W czasie przerwy między wykładami uczestnicy spotkania mogli zwiedzić zrekonstruowany w siedzibie DIL gabinet prof. Hirszfelda. Przewodnikiem była opiekunka profesorskiego gabinetu dr. hab. Barbara Bruziewicz-Mikłaszewska.
W drugiej części dnia obrad wykład o możliwościach i ograniczeniach sztucznej inteligencji w diagnostyce medycznej wygłosił dr inż. Łukasz Jeleń. Niewątpliwie sztuczna inteligencja ułatwi i przyśpieszy pracę lekarza w diagnozowaniu pacjentów, ale go, na razie przynajmniej, nie zastąpi. Wydaje się, że słuchacze przyjęli tę informację z ulgą.
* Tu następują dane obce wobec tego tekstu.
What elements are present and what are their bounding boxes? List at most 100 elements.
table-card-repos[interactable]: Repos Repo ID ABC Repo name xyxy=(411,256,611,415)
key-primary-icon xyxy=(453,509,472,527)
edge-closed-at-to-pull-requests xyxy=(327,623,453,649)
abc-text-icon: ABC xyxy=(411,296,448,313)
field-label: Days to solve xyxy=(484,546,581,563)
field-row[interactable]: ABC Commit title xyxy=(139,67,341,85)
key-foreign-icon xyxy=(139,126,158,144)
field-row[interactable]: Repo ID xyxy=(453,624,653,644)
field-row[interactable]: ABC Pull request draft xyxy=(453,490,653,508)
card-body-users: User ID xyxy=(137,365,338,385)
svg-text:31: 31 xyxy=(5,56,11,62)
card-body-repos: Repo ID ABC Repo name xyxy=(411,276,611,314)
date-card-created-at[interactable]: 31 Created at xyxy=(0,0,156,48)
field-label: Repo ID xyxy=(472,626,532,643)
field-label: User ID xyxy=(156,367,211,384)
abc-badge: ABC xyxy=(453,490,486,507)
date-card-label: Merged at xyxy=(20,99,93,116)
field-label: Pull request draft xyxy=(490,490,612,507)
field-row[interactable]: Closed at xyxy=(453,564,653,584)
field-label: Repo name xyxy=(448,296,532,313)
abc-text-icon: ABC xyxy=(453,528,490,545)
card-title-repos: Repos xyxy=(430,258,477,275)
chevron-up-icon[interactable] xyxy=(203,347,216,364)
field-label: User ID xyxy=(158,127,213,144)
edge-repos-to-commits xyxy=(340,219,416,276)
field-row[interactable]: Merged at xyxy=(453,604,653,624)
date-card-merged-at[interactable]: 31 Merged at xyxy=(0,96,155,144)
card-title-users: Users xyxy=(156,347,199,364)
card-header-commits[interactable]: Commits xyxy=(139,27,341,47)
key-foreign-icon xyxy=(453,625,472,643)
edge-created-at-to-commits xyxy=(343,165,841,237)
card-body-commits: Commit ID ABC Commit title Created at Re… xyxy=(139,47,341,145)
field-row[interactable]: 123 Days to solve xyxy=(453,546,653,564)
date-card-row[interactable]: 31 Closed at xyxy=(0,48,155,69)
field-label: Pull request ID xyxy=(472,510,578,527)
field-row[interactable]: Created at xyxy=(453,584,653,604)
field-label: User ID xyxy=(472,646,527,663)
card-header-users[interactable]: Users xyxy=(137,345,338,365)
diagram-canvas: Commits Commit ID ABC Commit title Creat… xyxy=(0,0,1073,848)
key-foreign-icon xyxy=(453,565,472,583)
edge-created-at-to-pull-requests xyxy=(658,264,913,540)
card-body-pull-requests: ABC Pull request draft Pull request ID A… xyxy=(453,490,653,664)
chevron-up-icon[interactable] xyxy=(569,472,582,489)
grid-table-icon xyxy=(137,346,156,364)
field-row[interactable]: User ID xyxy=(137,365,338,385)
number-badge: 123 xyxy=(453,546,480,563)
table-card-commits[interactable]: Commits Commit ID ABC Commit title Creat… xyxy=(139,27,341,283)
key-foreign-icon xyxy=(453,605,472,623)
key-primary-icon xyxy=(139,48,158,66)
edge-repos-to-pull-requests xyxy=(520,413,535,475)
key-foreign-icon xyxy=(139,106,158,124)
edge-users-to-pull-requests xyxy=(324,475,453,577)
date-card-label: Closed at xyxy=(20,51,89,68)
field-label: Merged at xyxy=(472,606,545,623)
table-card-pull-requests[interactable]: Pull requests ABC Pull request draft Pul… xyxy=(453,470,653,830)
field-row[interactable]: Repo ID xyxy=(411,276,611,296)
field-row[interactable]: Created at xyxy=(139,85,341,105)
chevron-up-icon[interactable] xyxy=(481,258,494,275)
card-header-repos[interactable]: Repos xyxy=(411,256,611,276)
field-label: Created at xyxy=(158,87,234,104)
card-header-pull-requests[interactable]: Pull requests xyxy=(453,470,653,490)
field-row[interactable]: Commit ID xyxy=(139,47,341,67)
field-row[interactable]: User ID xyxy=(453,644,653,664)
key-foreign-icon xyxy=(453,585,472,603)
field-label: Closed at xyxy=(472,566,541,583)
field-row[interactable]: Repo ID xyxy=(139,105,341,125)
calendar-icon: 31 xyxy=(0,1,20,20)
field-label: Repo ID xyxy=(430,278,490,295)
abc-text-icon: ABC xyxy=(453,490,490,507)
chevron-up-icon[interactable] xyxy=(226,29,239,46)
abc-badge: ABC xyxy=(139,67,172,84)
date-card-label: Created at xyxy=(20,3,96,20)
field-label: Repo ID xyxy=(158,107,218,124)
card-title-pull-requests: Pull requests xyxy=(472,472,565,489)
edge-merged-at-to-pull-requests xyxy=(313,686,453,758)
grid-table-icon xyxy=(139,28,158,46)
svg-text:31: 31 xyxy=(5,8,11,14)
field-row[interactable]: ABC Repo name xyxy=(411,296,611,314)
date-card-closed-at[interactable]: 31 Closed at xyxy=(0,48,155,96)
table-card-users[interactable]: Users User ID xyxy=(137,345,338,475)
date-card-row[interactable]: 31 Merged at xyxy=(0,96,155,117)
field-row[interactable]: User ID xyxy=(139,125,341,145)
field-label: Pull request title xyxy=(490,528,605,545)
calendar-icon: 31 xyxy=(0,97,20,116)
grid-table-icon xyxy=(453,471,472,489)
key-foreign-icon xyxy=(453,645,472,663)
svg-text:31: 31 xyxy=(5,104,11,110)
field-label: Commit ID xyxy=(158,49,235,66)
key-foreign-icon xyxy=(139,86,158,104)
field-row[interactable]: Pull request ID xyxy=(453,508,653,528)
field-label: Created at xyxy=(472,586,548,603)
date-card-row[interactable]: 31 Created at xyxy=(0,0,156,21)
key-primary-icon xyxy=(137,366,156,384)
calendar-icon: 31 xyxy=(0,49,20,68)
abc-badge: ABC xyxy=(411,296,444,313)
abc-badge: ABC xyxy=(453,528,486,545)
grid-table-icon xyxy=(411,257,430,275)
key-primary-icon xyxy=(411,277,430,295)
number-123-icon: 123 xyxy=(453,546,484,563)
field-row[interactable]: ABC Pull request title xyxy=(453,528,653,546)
Natomiast ostatni prelegenci – przedstawiciele Wrocławskiego Parku Technologicznego, zachęcali lekarzy do większego wykorzystania innowacyjności cyfrowej w medycynie. Mają na tym polu wiele doświadczeń i sukcesów. Korzystają z funduszy europejskich i współpracują z podobnymi instytucjami w całej Europie.
Po każdym z wykładów był czas na zadawanie pytań i dyskusję.